X
Menu

UNIÓN EUROPEA: ESPAÑA: La Protección de Datos de Cumpleaños

UNIÓN EUROPEA:  ESPAÑA: La Protección de Datos de Cumpleaños

Este mes, hizo un año desde la entrada en vigor del nuevo Reglamento Europeo de Protección de Datos, el 25 de mayo. En diciembre de 2018, se completó en España con la Ley Orgánica 3/2018 de 5 de diciembre, de Protección de Datos Personales y Garantía de los Derechos Digitales.

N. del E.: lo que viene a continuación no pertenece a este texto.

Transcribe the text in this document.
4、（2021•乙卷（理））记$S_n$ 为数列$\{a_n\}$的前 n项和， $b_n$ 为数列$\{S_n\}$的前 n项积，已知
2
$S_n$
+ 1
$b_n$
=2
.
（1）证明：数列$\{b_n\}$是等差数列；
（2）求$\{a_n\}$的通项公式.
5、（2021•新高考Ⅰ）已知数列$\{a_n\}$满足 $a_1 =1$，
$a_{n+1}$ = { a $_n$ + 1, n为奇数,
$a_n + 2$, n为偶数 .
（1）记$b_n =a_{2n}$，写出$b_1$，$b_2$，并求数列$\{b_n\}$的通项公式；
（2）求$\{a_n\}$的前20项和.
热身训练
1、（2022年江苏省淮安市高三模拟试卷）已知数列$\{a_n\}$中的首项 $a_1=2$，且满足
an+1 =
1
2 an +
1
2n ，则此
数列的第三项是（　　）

Con estas normas se obliga a las empresas al tratamiento de datos personales con responsabilidad proactiva “accountability” o, lo que puede traducirse como “tener que rendir cuentas”, y esto inevitablemente ha supuesto: duplicar la documentación de protección de datos.

El nuevo escenario “proactivo” invierte la carga de la prueba respecto al adecuado tratamiento de estos datos personales. El interesado o afectado que reclame no tendrá que aportar nada, sino que es la empresa o entidad que trata o ha tratado los datos, quien tiene que estar en condiciones de demostrar que lo ha hecho de forma correcta.

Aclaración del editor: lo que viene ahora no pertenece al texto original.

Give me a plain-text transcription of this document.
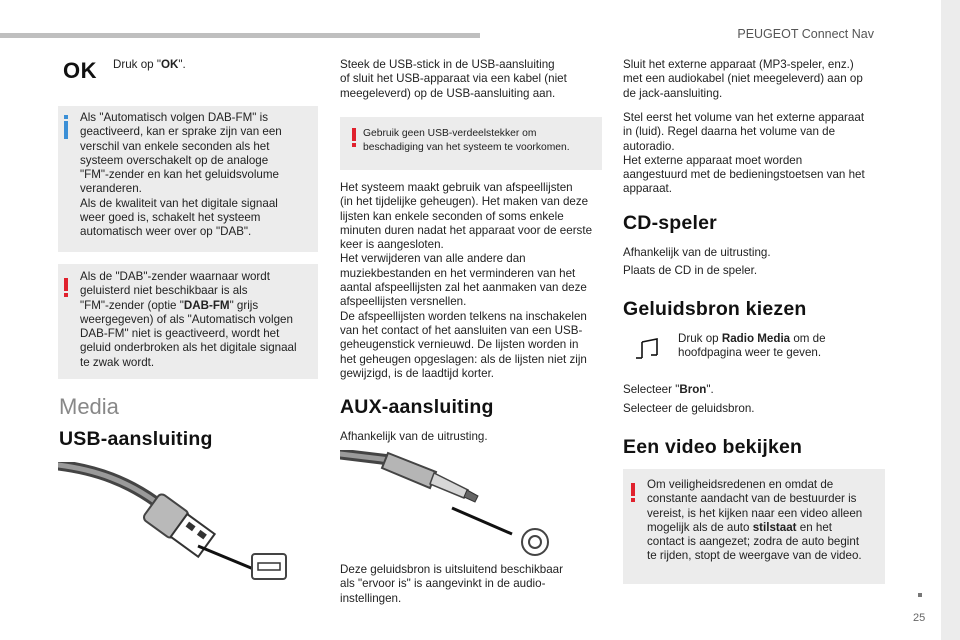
PEUGEOT Connect Nav
25
OK Druk op "OK".
Als "Automatisch volgen DAB-FM" is
geactiveerd, kan er sprake zijn van een
verschil van enkele seconden als het
systeem overschakelt op de analoge
"FM"-zender en kan het geluidsvolume
veranderen.
Als de kwaliteit van het digitale signaal
weer goed is, schakelt het systeem
automatisch weer over op "DAB".
Als de "DAB"-zender waarnaar wordt
geluisterd niet beschikbaar is als
"FM"-zender (optie "DAB-FM" grijs
weergegeven) of als "Automatisch volgen
DAB-FM" niet is geactiveerd, wordt het
geluid onderbroken als het digitale signaal
te zwak wordt.
Media
USB-aansluiting
Steek de USB-stick in de USB-aansluiting
of sluit het USB-apparaat via een kabel (niet
meegeleverd) op de USB-aansluiting aan.
Gebruik geen USB-verdeelstekker om
beschadiging van het systeem te voorkomen.
Het systeem maakt gebruik van afspeellijsten
(in het tijdelijke geheugen). Het maken van deze
lijsten kan enkele seconden of soms enkele
minuten duren nadat het apparaat voor de eerste
keer is aangesloten.
Het verwijderen van alle andere dan
muziekbestanden en het verminderen van het
aantal afspeellijsten zal het aanmaken van deze
afspeellijsten versnellen.
De afspeellijsten worden telkens na inschakelen
van het contact of het aansluiten van een USB-
geheugenstick vernieuwd. De lijsten worden in
het geheugen opgeslagen: als de lijsten niet zijn
gewijzigd, is de laadtijd korter.
AUX-aansluiting
Afhankelijk van de uitrusting.
Deze geluidsbron is uitsluitend beschikbaar
als "ervoor is" is aangevinkt in de audio-
instellingen.
Sluit het externe apparaat (MP3-speler, enz.)
met een audiokabel (niet meegeleverd) aan op
de jack-aansluiting.
Stel eerst het volume van het externe apparaat
in (luid). Regel daarna het volume van de
autoradio.
Het externe apparaat moet worden
aangestuurd met de bedieningstoetsen van het
apparaat.
CD-speler
Afhankelijk van de uitrusting.
Plaats de CD in de speler.
Geluidsbron kiezen
Druk op Radio Media om de
hoofdpagina weer te geven.
Selecteer "Bron".
Selecteer de geluidsbron.
Een video bekijken
Om veiligheidsredenen en omdat de
constante aandacht van de bestuurder is
vereist, is het kijken naar een video alleen
mogelijk als de auto stilstaat en het
contact is aangezet; zodra de auto begint
te rijden, stopt de weergave van de video.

Con sanciones de hasta 20 millones de euros, o de una cuantía equivalente al 4% como máximo del volumen de negocio total anual del ejercicio anterior, y se opta siempre por la de mayor cuantía, la aplicación de esta nueva normativa, sigue encontrándose con tres dificultades esenciales:

  • La falta de implicación de la dirección general de las empresas
  • La respuesta automática de “pero las cosas siempre se han hecho así”
  • La solicitud y tratamiento de información personal desproporcionada, “por si acaso”.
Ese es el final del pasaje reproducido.